3 Mortgage
Loan Options
When it comes to home loans there are plenty of options
to choose from and it can be hard to determine which
one can be right for you. Let’s have a look at
the three main types of mortgage loans there are available
and what they have to offer to help find one that will
suit your needs.
1. The first and most popular form of mortgage
loan is the fixed mortgage loan:
30 year fixed rate: this loan is the most commonly
used loan today as it offers the low monthly repayments
and is the best option for home owners who want to stay
in their house for a long time. Advantage – you
have more cash in your pocket each month. Disadvantage
– you pay more for the loan in the end compared
to shorter loans.
15 year fixed rate: this loan allows you to pay your
home off in 15 years, most likely before your children
finish school or before your retirement. You save in
the long run. Advantage – you pay half the interest
of a 30 year loan. Disadvantage – you have to
pay higher monthly repayments.
Biweekly loan: this loan is usually done on a 30 year
fixed rate plan but by paying every fortnight you add
in extra payments every year and usually have your loan
paid off in about 23 years. This loan also builds your
equity in your home a lot faster. Advantage –
you pay your home off faster and pay less interest.
Disadvantage – you have to pay every two weeks.
Adjustable rate mortgage or (ARM): this loan is great
because it works on interest rates and they usually
start off with a lower interest rate than a fixed rate
home loan. This leaves you paying less each month but
leaves you at risk of paying a higher interest if the
rates go up.
Advantage – when your interest drops so does your
repayment. Disadvantage – if your interest rate
rises so does your repayment.
2. Next of the mortgage loan options is the
convertible loans:
Hybrid and convertible ARM: there are two types of
loans with this one. One is an ARM that you can convert
to a fixed rate or a fixed rate home loan that you can
covert to an ARM. These options give you the flexibility
to change your mortgage loan after a few years. Advantage
– having the ability to change between ARM and
fixed rate. Disadvantage – if interest rates are
high you might not wish to convert.
Interest Only Loan: this loan is good for people who
work on commission or get big bonuses so they only pay
the interest on their loan and when they get their bulk
income they can put it towards paying off the actual
loan. Advantages – you are able to get a bigger
loan amount. Disadvantage – you have to pay in
lump sums and when only paying interest you aren’t
paying any thing off on your house.
Balloon loan: this loan is a fixed rate loan with small
monthly repayments that usually last about 7 years,
at the end of that time you must pay the loan in one
big lump sum or have the option to refinance. Advantage
– great for people who will want to sell their
house before balloon payment is due and low interest
rates. Disadvantage – you have to pay lump sum
at end of the loan or refinance at usually a higher
interest rate.
Reserve mortgage loan: this loan is designed for equity
rich seniors. It requires no monthly repayments. Advantage
– more money in your pocket. Disadvantage –
loan needs to pay if you sell your house and reduces
equity for inheritors.
Buy down mortgage loan: there is two types of this
loan, a temporary and permanent. They both work on points
and lower interest rates. Advantage – lower repayments.

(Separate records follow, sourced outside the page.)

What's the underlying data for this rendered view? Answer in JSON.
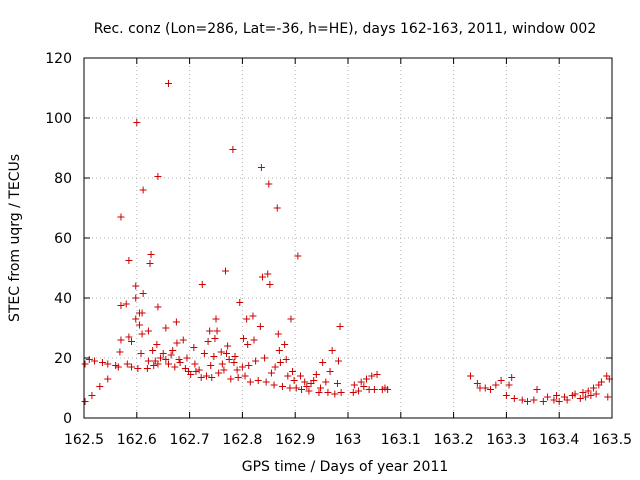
{
  "chart_data": {
    "type": "scatter",
    "title": "Rec. conz (Lon=286, Lat=-36, h=HE), days 162-163, 2011, window 002",
    "xlabel": "GPS time / Days of year 2011",
    "ylabel": "STEC from uqrg / TECUs",
    "xlim": [
      162.5,
      163.5
    ],
    "ylim": [
      0,
      120
    ],
    "grid": true,
    "legend": "none",
    "marker": "plus",
    "color": "#cc0000",
    "x_ticks": [
      "162.5",
      "162.6",
      "162.7",
      "162.8",
      "162.9",
      "163",
      "163.1",
      "163.2",
      "163.3",
      "163.4",
      "163.5"
    ],
    "y_ticks": [
      "0",
      "20",
      "40",
      "60",
      "80",
      "100",
      "120"
    ],
    "points": [
      [
        162.502,
        5.5
      ],
      [
        162.502,
        18
      ],
      [
        162.51,
        19.5
      ],
      [
        162.52,
        19
      ],
      [
        162.515,
        7.5
      ],
      [
        162.53,
        10.5
      ],
      [
        162.535,
        18.5
      ],
      [
        162.545,
        13
      ],
      [
        162.545,
        18
      ],
      [
        162.56,
        17.5
      ],
      [
        162.565,
        17
      ],
      [
        162.568,
        22
      ],
      [
        162.57,
        26
      ],
      [
        162.57,
        37.5
      ],
      [
        162.57,
        67
      ],
      [
        162.58,
        38
      ],
      [
        162.582,
        18
      ],
      [
        162.585,
        27
      ],
      [
        162.585,
        52.5
      ],
      [
        162.59,
        25.5
      ],
      [
        162.59,
        17
      ],
      [
        162.598,
        33
      ],
      [
        162.598,
        40
      ],
      [
        162.598,
        44
      ],
      [
        162.6,
        98.5
      ],
      [
        162.602,
        16.5
      ],
      [
        162.605,
        35
      ],
      [
        162.605,
        31
      ],
      [
        162.608,
        21.5
      ],
      [
        162.61,
        28
      ],
      [
        162.61,
        35
      ],
      [
        162.612,
        41.5
      ],
      [
        162.612,
        76
      ],
      [
        162.62,
        16.5
      ],
      [
        162.622,
        19
      ],
      [
        162.622,
        29
      ],
      [
        162.625,
        51.5
      ],
      [
        162.627,
        54.5
      ],
      [
        162.63,
        22.5
      ],
      [
        162.632,
        17.5
      ],
      [
        162.635,
        19
      ],
      [
        162.638,
        24.5
      ],
      [
        162.64,
        80.5
      ],
      [
        162.64,
        37
      ],
      [
        162.64,
        18
      ],
      [
        162.645,
        20
      ],
      [
        162.65,
        21.5
      ],
      [
        162.655,
        19.5
      ],
      [
        162.655,
        30
      ],
      [
        162.66,
        111.5
      ],
      [
        162.66,
        18
      ],
      [
        162.665,
        21
      ],
      [
        162.668,
        22.5
      ],
      [
        162.672,
        17
      ],
      [
        162.675,
        32
      ],
      [
        162.676,
        25
      ],
      [
        162.68,
        19.5
      ],
      [
        162.682,
        18.5
      ],
      [
        162.688,
        26
      ],
      [
        162.692,
        16.5
      ],
      [
        162.695,
        20
      ],
      [
        162.698,
        15.5
      ],
      [
        162.702,
        14.5
      ],
      [
        162.708,
        23.5
      ],
      [
        162.71,
        18
      ],
      [
        162.712,
        15.5
      ],
      [
        162.718,
        16
      ],
      [
        162.722,
        13.5
      ],
      [
        162.724,
        44.5
      ],
      [
        162.728,
        21.5
      ],
      [
        162.732,
        14
      ],
      [
        162.735,
        25.5
      ],
      [
        162.738,
        29
      ],
      [
        162.74,
        17.5
      ],
      [
        162.742,
        13.5
      ],
      [
        162.746,
        20.5
      ],
      [
        162.748,
        26.5
      ],
      [
        162.75,
        33
      ],
      [
        162.752,
        29
      ],
      [
        162.755,
        15
      ],
      [
        162.76,
        22
      ],
      [
        162.762,
        18
      ],
      [
        162.765,
        16
      ],
      [
        162.768,
        49
      ],
      [
        162.77,
        21.5
      ],
      [
        162.772,
        24
      ],
      [
        162.775,
        19.5
      ],
      [
        162.778,
        13
      ],
      [
        162.782,
        89.5
      ],
      [
        162.784,
        18.5
      ],
      [
        162.786,
        20.5
      ],
      [
        162.79,
        16
      ],
      [
        162.792,
        13.5
      ],
      [
        162.795,
        38.5
      ],
      [
        162.8,
        17
      ],
      [
        162.802,
        26.5
      ],
      [
        162.805,
        14
      ],
      [
        162.808,
        33
      ],
      [
        162.81,
        24.5
      ],
      [
        162.812,
        17.5
      ],
      [
        162.815,
        12
      ],
      [
        162.82,
        34
      ],
      [
        162.822,
        26
      ],
      [
        162.825,
        19
      ],
      [
        162.83,
        12.5
      ],
      [
        162.834,
        30.5
      ],
      [
        162.836,
        83.5
      ],
      [
        162.838,
        47
      ],
      [
        162.842,
        20
      ],
      [
        162.845,
        12
      ],
      [
        162.848,
        48
      ],
      [
        162.85,
        78
      ],
      [
        162.852,
        44.5
      ],
      [
        162.855,
        15
      ],
      [
        162.86,
        11
      ],
      [
        162.862,
        17
      ],
      [
        162.866,
        70
      ],
      [
        162.868,
        28
      ],
      [
        162.87,
        22.5
      ],
      [
        162.872,
        18.5
      ],
      [
        162.876,
        10.5
      ],
      [
        162.88,
        24.5
      ],
      [
        162.883,
        19.5
      ],
      [
        162.886,
        14
      ],
      [
        162.89,
        10
      ],
      [
        162.892,
        33
      ],
      [
        162.895,
        15.5
      ],
      [
        162.898,
        12.5
      ],
      [
        162.902,
        10
      ],
      [
        162.905,
        54
      ],
      [
        162.91,
        14
      ],
      [
        162.912,
        9.5
      ],
      [
        162.918,
        12
      ],
      [
        162.922,
        10.5
      ],
      [
        162.926,
        9
      ],
      [
        162.93,
        11.5
      ],
      [
        162.935,
        12.5
      ],
      [
        162.94,
        14.5
      ],
      [
        162.945,
        8.5
      ],
      [
        162.948,
        10
      ],
      [
        162.952,
        18.5
      ],
      [
        162.958,
        12
      ],
      [
        162.962,
        8.5
      ],
      [
        162.966,
        15.5
      ],
      [
        162.97,
        22.5
      ],
      [
        162.975,
        8
      ],
      [
        162.98,
        11.5
      ],
      [
        162.982,
        19
      ],
      [
        162.985,
        30.5
      ],
      [
        162.987,
        8.5
      ],
      [
        163.01,
        8.5
      ],
      [
        163.012,
        11
      ],
      [
        163.02,
        9
      ],
      [
        163.025,
        12
      ],
      [
        163.03,
        10.5
      ],
      [
        163.035,
        13
      ],
      [
        163.04,
        9.5
      ],
      [
        163.045,
        14
      ],
      [
        163.05,
        9.5
      ],
      [
        163.055,
        14.5
      ],
      [
        163.065,
        9.5
      ],
      [
        163.07,
        10
      ],
      [
        163.075,
        9.5
      ],
      [
        163.232,
        14
      ],
      [
        163.245,
        11.5
      ],
      [
        163.25,
        10
      ],
      [
        163.26,
        10
      ],
      [
        163.27,
        9.5
      ],
      [
        163.28,
        11
      ],
      [
        163.29,
        12.5
      ],
      [
        163.3,
        7.5
      ],
      [
        163.305,
        11
      ],
      [
        163.31,
        13.5
      ],
      [
        163.315,
        6.5
      ],
      [
        163.33,
        6
      ],
      [
        163.34,
        5.5
      ],
      [
        163.352,
        6
      ],
      [
        163.358,
        9.5
      ],
      [
        163.37,
        5.5
      ],
      [
        163.378,
        7
      ],
      [
        163.39,
        6
      ],
      [
        163.395,
        7.5
      ],
      [
        163.4,
        5.5
      ],
      [
        163.41,
        7
      ],
      [
        163.415,
        6
      ],
      [
        163.425,
        7.5
      ],
      [
        163.43,
        8
      ],
      [
        163.44,
        6.5
      ],
      [
        163.445,
        8.5
      ],
      [
        163.45,
        7
      ],
      [
        163.455,
        9
      ],
      [
        163.46,
        7.5
      ],
      [
        163.465,
        10
      ],
      [
        163.47,
        8
      ],
      [
        163.475,
        11
      ],
      [
        163.48,
        12
      ],
      [
        163.49,
        14
      ],
      [
        163.492,
        7
      ],
      [
        163.495,
        13
      ]
    ]
  }
}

Disadvantage – need to pay higher down payment
to lower interest rates.
3. The third option for loans is the special
mortgage:
FHA mortgage: for first home buyers, people with little
down payment and credit problems. Advantage –
low down payment and repayments. Disadvantage –
cap on loan and limited mortgage options.
Veteran Affairs Loan: only for people and widowers
of the armed forces. Advantage – no down payment
necessary. Disadvantage – not available for everyone
and usually takes longer.
As you can see there are many loans you can get when
you want to purchase a home. The best way to find out
which one will work best for you is to talk to a financial
professional and they will go through them with you.